Two additional L train open house sessions are scheduled for Tuesday, March 19: Grand Street Campus High School, (850 Grand St.), and on Monday, April 8: (14th St. Y), 344 E 14 St.

The current L train reconstruction plan is thin on finalized details, but a night and weekend repair schedule beginning April 26th where the L train runs in 20-minute increments between Manhattan and Brooklyn is expected. To help mitigate the problem, the MTA would like L train commuters to reconsider their station:

If you use the Bedford Av or Lorimer St L stations, considering starting your trip at your closest M or G station. You can also take one of the new Williamsburg Link buses to get to the M and G lines.

Between DeKalb Av and Lorimer St, consider starting your trip at your closest M station. You might also consider taking the G and switching to the 7 line at Court Sq.

From the Bushwick Av-Aberdeen St L station to Myrtle Wyckoff Avs, transfer to the M line at Myrtle-Wyckoff for service into Manhattan.

Between Canarsie-Rockaway Pkwy and Broadway Junction, consider transferring to the A, C, or J lines at Broadway Junction.

If you take the L from a station between Canarsie-Rockaway Pkwy and Livonia Av, you can also consider transferring for free with your MetroCard to the 3 line at Junius St.

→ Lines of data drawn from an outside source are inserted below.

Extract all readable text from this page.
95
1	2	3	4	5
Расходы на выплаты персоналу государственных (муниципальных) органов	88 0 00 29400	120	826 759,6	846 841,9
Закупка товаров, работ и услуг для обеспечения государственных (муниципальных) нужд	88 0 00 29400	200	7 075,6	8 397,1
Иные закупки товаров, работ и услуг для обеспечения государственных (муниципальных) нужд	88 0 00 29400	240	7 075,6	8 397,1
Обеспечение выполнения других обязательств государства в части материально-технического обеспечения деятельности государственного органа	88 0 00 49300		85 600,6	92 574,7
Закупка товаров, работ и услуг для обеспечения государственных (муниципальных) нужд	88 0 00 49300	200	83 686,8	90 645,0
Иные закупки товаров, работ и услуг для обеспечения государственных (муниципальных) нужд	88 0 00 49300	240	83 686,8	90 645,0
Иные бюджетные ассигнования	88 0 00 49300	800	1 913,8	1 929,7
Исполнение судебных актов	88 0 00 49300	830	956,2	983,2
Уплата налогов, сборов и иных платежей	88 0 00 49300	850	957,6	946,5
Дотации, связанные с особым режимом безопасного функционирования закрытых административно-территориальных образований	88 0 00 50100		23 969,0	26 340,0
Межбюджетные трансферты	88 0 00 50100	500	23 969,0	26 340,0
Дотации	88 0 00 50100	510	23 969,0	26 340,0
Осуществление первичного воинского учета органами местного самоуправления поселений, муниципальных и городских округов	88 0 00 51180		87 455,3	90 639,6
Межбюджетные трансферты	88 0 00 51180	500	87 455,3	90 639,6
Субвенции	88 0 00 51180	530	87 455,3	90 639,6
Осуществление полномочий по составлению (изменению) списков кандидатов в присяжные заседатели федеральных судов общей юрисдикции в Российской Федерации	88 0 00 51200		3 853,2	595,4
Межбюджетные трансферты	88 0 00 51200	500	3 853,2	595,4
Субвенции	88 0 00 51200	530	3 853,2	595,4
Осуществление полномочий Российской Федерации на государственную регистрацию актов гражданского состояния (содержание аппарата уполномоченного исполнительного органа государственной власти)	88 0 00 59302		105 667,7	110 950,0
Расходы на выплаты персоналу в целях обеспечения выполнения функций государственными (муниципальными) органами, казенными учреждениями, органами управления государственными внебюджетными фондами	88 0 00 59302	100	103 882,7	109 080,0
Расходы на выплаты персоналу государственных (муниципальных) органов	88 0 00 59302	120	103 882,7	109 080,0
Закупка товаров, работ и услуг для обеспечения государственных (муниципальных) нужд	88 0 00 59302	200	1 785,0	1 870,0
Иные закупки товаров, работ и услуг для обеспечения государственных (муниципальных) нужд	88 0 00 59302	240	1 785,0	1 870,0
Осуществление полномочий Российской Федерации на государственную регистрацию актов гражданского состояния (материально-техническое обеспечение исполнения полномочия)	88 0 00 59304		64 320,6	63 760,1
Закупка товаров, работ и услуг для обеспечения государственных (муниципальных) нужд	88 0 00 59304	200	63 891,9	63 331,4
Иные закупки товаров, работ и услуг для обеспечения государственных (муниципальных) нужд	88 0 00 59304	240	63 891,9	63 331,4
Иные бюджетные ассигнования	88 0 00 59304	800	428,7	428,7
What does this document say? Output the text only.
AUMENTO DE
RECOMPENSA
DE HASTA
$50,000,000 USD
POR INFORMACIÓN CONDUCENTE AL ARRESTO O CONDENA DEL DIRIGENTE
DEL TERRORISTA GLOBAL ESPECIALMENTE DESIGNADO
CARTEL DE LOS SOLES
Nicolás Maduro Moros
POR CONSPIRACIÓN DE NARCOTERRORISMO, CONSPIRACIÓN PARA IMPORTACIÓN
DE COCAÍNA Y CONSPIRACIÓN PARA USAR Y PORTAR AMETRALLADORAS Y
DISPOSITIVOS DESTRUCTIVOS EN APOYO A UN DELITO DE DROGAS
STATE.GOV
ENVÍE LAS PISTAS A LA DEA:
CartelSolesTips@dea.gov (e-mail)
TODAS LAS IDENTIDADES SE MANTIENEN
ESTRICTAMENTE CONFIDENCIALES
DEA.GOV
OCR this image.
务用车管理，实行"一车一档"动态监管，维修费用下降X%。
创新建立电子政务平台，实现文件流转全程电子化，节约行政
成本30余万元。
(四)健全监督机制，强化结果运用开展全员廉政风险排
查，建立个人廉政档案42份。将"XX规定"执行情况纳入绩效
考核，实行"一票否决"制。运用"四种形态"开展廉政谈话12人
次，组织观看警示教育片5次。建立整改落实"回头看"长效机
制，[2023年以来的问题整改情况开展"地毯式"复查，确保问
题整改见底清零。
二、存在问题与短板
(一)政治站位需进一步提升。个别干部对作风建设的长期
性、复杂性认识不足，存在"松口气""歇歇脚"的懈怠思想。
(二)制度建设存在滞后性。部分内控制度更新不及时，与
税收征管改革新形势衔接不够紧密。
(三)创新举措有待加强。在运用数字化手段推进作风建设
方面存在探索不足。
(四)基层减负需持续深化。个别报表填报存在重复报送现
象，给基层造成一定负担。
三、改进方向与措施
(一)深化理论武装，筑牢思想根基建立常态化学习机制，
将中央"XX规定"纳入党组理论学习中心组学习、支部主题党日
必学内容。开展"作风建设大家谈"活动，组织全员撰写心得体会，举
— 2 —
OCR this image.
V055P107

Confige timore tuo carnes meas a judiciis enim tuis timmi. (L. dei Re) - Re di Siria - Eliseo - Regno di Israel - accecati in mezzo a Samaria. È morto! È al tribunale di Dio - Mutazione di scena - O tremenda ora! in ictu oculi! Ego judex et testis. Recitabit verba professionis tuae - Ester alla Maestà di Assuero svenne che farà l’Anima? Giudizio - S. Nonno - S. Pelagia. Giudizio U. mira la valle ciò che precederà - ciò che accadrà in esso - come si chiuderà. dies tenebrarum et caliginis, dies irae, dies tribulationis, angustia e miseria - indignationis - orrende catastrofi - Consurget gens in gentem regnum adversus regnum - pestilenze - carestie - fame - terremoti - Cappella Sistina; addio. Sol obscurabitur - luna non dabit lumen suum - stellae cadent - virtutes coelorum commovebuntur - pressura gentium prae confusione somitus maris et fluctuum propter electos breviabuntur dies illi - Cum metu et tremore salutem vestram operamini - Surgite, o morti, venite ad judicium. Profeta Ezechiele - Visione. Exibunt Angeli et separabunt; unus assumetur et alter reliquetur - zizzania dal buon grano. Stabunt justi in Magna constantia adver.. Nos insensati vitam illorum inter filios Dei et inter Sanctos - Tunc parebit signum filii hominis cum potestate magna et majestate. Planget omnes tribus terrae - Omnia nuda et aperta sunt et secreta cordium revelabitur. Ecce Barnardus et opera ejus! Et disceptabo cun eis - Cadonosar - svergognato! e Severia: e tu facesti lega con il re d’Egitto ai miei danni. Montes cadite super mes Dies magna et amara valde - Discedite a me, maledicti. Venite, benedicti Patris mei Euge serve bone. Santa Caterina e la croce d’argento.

City Council Speaker Corey Johnson proposed that NYC take control of the subway from the MTA, and that doesn’t sound crazy considering that the Bedford Avenue L station is already inundated with potentially toxic dust and the MTA couldn’t even manage to send a single ‘top-level’ rep to the first L train open house, as Gothamist reports:


The MTA’s first open house on the new L train plan, held Thursday at the Our Lady of Guadalupe Church on 14th Street and 8th Avenue in Manhattan, did little to change the community’s mind. Not a single top-level MTA official showed up to the event, including MTA Managing Director Ronnie Hakim, who is overseeing the new L train plan, or New York City Transit President Andy Byford, who’d previously attended nearly every town hall on the project, but is rumored to have been sidelined by Cuomo’s meddling.